Ce serait déjà pas mal. Mais cette dyade ne prend sens qu’au « mitan ». En fait, il y a toujours un « tiers-lieu » nécessaire.
Si le message pédagogique se perd, il manque à la recherche ; si les données de la recherche émergent (émargent) le temps d’un colloque, ou restent consignées dans quelques belles pages, elles sont en quelque sorte « lettre morte » pour le pédagogue actuel, qui ne peut attendre quelque paradis futur des lumières de la raison.
Ces considérations n’ont guère de rapport avec les notations formelles et les professions de foi sans frais relatives aux liaisons supposées de la recherche et de la formation, par exemple. Elles sortent en effet de l’ordre du discours scolaire – empli de ces items - pour viser celui de l’effectivité du projet.
Cette préoccupation revient donc régulièrement, notamment dans le discours de la formation, mais sans qu’elle soit trop souvent vérifiable dans les faits et l’action. Dans les faits, le lieu de cette rencontre « heuristique » n’est guère fréquenté… Et si la pratique collaborative de la dialogie pose déjà question, qu’en est-il de la triade ? On le vit, on sort ici radicalement d’une topique de la « pensée plate » et disjointe.
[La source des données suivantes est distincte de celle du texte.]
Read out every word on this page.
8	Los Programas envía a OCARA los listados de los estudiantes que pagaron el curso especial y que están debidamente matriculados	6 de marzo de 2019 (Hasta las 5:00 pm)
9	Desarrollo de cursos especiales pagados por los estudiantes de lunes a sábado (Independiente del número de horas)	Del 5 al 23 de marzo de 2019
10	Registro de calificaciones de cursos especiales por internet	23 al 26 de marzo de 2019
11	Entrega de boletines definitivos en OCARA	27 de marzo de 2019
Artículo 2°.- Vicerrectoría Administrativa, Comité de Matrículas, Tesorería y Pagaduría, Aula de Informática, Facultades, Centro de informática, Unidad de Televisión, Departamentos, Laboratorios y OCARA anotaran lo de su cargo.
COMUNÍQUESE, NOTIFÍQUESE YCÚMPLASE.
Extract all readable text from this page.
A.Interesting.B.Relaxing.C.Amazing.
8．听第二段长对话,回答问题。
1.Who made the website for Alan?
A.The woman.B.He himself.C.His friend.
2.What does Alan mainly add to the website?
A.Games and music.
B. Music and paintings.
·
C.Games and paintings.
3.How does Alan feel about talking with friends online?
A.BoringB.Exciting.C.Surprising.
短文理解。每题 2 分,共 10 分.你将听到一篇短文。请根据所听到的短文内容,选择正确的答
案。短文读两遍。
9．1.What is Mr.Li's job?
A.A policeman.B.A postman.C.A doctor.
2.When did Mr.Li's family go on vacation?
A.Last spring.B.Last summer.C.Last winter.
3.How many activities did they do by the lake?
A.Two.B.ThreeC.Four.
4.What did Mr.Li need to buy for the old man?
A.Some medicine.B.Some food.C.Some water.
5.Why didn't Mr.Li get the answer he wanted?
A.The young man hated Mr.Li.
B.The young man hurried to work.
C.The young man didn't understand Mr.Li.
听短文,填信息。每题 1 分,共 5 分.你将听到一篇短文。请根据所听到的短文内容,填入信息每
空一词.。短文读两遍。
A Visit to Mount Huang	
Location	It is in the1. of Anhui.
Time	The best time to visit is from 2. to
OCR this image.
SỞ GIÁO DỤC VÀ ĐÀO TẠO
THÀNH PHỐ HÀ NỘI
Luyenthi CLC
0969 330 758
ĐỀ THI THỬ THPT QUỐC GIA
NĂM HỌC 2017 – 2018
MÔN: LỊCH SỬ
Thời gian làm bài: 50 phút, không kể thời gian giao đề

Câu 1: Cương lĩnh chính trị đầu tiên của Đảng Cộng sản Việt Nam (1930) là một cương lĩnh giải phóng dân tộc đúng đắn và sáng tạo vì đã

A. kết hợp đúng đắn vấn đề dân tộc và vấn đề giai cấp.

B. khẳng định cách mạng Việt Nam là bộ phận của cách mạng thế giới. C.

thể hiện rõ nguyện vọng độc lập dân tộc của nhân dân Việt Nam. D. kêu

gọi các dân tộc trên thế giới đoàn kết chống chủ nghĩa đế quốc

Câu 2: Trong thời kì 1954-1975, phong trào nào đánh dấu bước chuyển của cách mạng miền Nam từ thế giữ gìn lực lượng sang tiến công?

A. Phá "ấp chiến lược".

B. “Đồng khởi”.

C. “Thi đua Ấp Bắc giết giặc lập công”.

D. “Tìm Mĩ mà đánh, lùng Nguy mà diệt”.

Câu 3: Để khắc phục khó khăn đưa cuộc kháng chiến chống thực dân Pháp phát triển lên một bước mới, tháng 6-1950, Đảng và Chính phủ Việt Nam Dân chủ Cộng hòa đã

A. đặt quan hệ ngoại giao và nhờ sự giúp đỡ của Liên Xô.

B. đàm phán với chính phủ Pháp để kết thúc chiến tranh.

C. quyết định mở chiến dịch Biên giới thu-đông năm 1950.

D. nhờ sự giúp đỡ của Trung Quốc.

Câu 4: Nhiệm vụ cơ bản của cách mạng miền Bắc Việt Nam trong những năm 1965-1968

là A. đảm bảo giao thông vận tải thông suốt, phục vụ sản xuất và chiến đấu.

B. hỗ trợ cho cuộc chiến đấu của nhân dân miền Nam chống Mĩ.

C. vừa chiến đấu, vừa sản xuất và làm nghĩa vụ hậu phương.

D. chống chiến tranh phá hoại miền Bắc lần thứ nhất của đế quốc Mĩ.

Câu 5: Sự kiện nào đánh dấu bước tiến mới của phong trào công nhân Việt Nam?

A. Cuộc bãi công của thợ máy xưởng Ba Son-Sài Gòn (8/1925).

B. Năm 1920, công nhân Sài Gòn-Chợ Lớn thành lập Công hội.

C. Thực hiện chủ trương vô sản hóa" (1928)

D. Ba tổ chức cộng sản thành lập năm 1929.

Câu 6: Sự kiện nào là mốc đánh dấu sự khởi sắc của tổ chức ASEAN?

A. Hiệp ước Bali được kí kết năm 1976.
Un texte à écrire ensemble
La partition binaire, qui nous a embourbés parfois dans le simplisme des « querelles » (pédagogie traditionnelle/pédagogie moderne, crise dite du pédagogisme, manichéisme de la pensée), mais aussi nous a fait croire aux utopies réalistes et constructives de la coopération dans la communauté (scientifique, travailleuse, étudiante), de la mutualisation, dans une successivité ou dans la diversité ; pas seulement bipolarisation de l’existence entre pratique et théorie, mais aussi dialectique entre ces deux pôles, qui suggèrent une pratique de médiation (humaine, certes, mais aussi méthodologique, ce qui nous fait quelque peu défaut) , cette partition binaire présente des avantages de départ, et des limites pour aller plus loin.
C’est dans un effort à frais nouveaux que se profile peut-être un autre état d’esprit. "Disons seulement que les philosophies du dualisme pur ont bien des chances d’être des philosophies du déchirement ; les philosophies ternaires, au contraire, seront souvent des philosophies de la réconciliation" "la tridimensionnalité de l’espace ne saurait être autre chose qu’une projection de l’entendement humain, ce qui est lourd de conséquence quant au statut de l’univers et à celui de la conscience"[10]…
1 La métaphore
La triade a la symbolique féconde. Rejoint-elle symboliquement ce que profondément nous sommes ? Elle ne constitue pas ici un schéma heuristique mais rappelle sur le « mode primordial » que nous ne nous limitons pas à ce qu’un système social de droit (économique, politique, idéologique) nous dicte. De la même façon, si l’on invoque quelques grandes cartographies, promesses de nouvelles trajectoires, comme celle de la charte de la Transdisciplinarité - qui était venue à la même époque étayer la nécessité d’un « nouvel esprit scientifique » dans ces domaines …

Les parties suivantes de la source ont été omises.